A FRAUD ON THE PEOPLE OF WASHINGTON STATE: In 1998, Washington voters adopted Initiative 200 (or “I-200”) by a wide margin (58%-42%). Its operative clause states, “The state shall not discriminate against, or grant preferential treatment to, any individual or group on the basis of race, sex, color, ethnicity or national origin in the operation of public employment, public education or public contracting.”

These days, like California’s Proposition 209 on which it was based, I-200 is honored only its breach in some areas. But it has been reasonably effective in the area of public contracting in particular.

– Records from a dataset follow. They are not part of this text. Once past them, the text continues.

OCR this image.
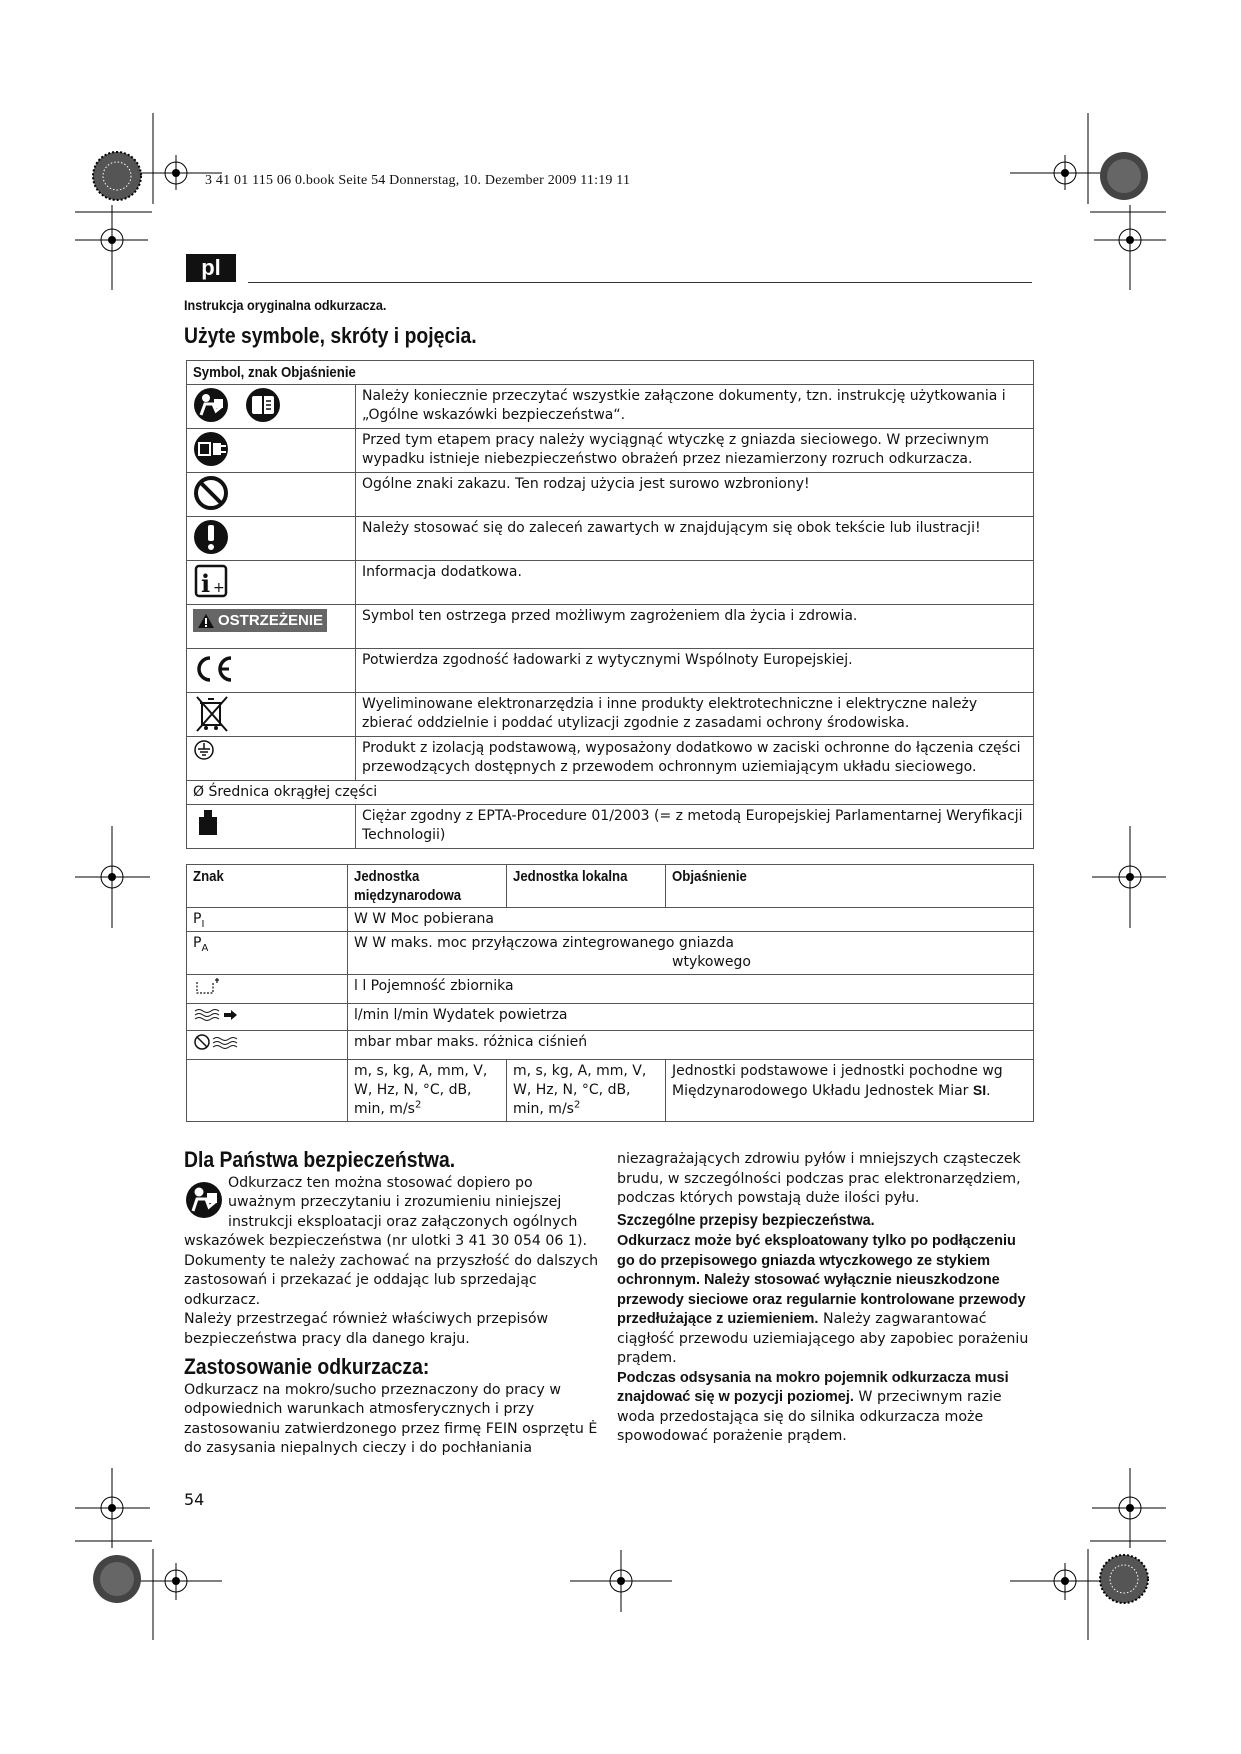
3 41 01 115 06 0.book Seite 54 Donnerstag, 10. Dezember 2009 11:19 11
pl
Instrukcja oryginalna odkurzacza.
Użyte symbole, skróty i pojęcia.
Symbol, znak Objaśnienie	

	Należy koniecznie przeczytać wszystkie załączone dokumenty, tzn. instrukcję użytkowania i „Ogólne wskazówki bezpieczeństwa“.

	Przed tym etapem pracy należy wyciągnąć wtyczkę z gniazda sieciowego. W przeciwnym wypadku istnieje niebezpieczeństwo obrażeń przez niezamierzony rozruch odkurzacza.

	Ogólne znaki zakazu. Ten rodzaj użycia jest surowo wzbroniony!

	Należy stosować się do zaleceń zawartych w znajdującym się obok tekście lub ilustracji!

i +	Informacja dodatkowa.

OSTRZEŻENIE	Symbol ten ostrzega przed możliwym zagrożeniem dla życia i zdrowia.

	Potwierdza zgodność ładowarki z wytycznymi Wspólnoty Europejskiej.

	Wyeliminowane elektronarzędzia i inne produkty elektrotechniczne i elektryczne należy zbierać oddzielnie i poddać utylizacji zgodnie z zasadami ochrony środowiska.

	Produkt z izolacją podstawową, wyposażony dodatkowo w zaciski ochronne do łączenia części przewodzących dostępnych z przewodem ochronnym uziemiającym układu sieciowego.
Ø Średnica okrągłej części	

	Ciężar zgodny z EPTA-Procedure 01/2003 (= z metodą Europejskiej Parlamentarnej Weryfikacji Technologii)
Znak	Jednostka
międzynarodowa	Jednostka lokalna	Objaśnienie
$P_I$	W W Moc pobierana		
$P_A$	W W maks. moc przyłączowa zintegrowanego gniazda
wtykowego		
	l l Pojemność zbiornika		
	l/min l/min Wydatek powietrza		
	mbar mbar maks. różnica ciśnień		
	m, s, kg, A, mm, V,
W, Hz, N, °C, dB,
min, $m/s^2$	m, s, kg, A, mm, V,
W, Hz, N, °C, dB,
min, $m/s^2$	Jednostki podstawowe i jednostki pochodne wg
Międzynarodowego Układu Jednostek Miar SI.
Dla Państwa bezpieczeństwa.

Odkurzacz ten można stosować dopiero po

uważnym przeczytaniu i zrozumieniu niniejszej

instrukcji eksploatacji oraz załączonych ogólnych

wskazówek bezpieczeństwa (nr ulotki 3 41 30 054 06 1). Dokumenty te należy zachować na przyszłość do dalszych zastosowań i przekazać je oddając lub sprzedając odkurzacz.

Należy przestrzegać również właściwych przepisów bezpieczeństwa pracy dla danego kraju.

Zastosowanie odkurzacza:

Odkurzacz na mokro/sucho przeznaczony do pracy w odpowiednich warunkach atmosferycznych i przy zastosowaniu zatwierdzonego przez firmę FEIN osprzętu Ė do zasysania niepalnych cieczy i do pochłaniania

niezagrażających zdrowiu pyłów i mniejszych cząsteczek brudu, w szczególności podczas prac elektronarzędziem, podczas których powstają duże ilości pyłu.

Szczególne przepisy bezpieczeństwa.

Odkurzacz może być eksploatowany tylko po podłączeniu go do przepisowego gniazda wtyczkowego ze stykiem ochronnym. Należy stosować wyłącznie nieuszkodzone przewody sieciowe oraz regularnie kontrolowane przewody przedłużające z uziemieniem. Należy zagwarantować ciągłość przewodu uziemiającego aby zapobiec porażeniu prądem.

Podczas odsysania na mokro pojemnik odkurzacza musi znajdować się w pozycji poziomej. W przeciwnym razie woda przedostająca się do silnika odkurzacza może spowodować porażenie prądem.

54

Now comes the effort to repeal it. Last week the Washington Secretary of State certified for the ballot an initiative (“Initiative 1000” or “I-1000”) which, if passed, will bring back race and sex preferences in public education, public employment, and public contracting. But it does so in a sneaky and fraudulent way. It retains I-200’s operative clause. It even expands it:

“The state shall not discriminate against, or grant preferential treatment to, any individual or group on the basis of race, sex, color, ethnicity, or national origin, age, sexual orientation, the presence of any sensory, mental, or physical disability, or honorably discharged veteran or military status in the operation of public employment, public education, or public contracting.”

But it then defines “preferential treatment” this way:

“‘Preferential treatment’ means the act of using race, sex, color, ethnicity, national origin, age, sexual orientation, the presence of any sensory, mental, or physical disability, and honorably discharged veteran or military status as the sole qualifying factor to select a lesser qualified candidate over a more qualified candidate for a public education, public employment, or public contracting opportunity.”

Nobody has ever used race, sex, color, etc., as “the sole qualifying factor” for anything. If race had been the sole qualifying factor in Grutter v. Bollinger, that would have meant that every single African American gets in and no Asian or white does. It’s a ridiculous notion. The point of I-200 is that the listed factors should neither count against a person nor in his or her favor.

Another section of the proposal makes it clear that the original I-200 is being eviscerated:

“Nothing in this section prohibits the state from implementing affirmative action laws, regulations, policies, or procedures such as participation goals or outreach efforts that do not utilize quotas and that do not constitute preferential treatment as defined in this section.” 

If somebody in Washington State wants to give the people of Washington the opportunity to repeal I-200, they should be clear and upfront about it.

Here in California, Proposition 209 is responsible for increasing college GPAs, college graduation rates, and STEM degrees for African Americans.  There is no reason to believe that the same thing didn’t happen under Washington State’s I-200.  It needs to be more more strongly enforced rather than repealed.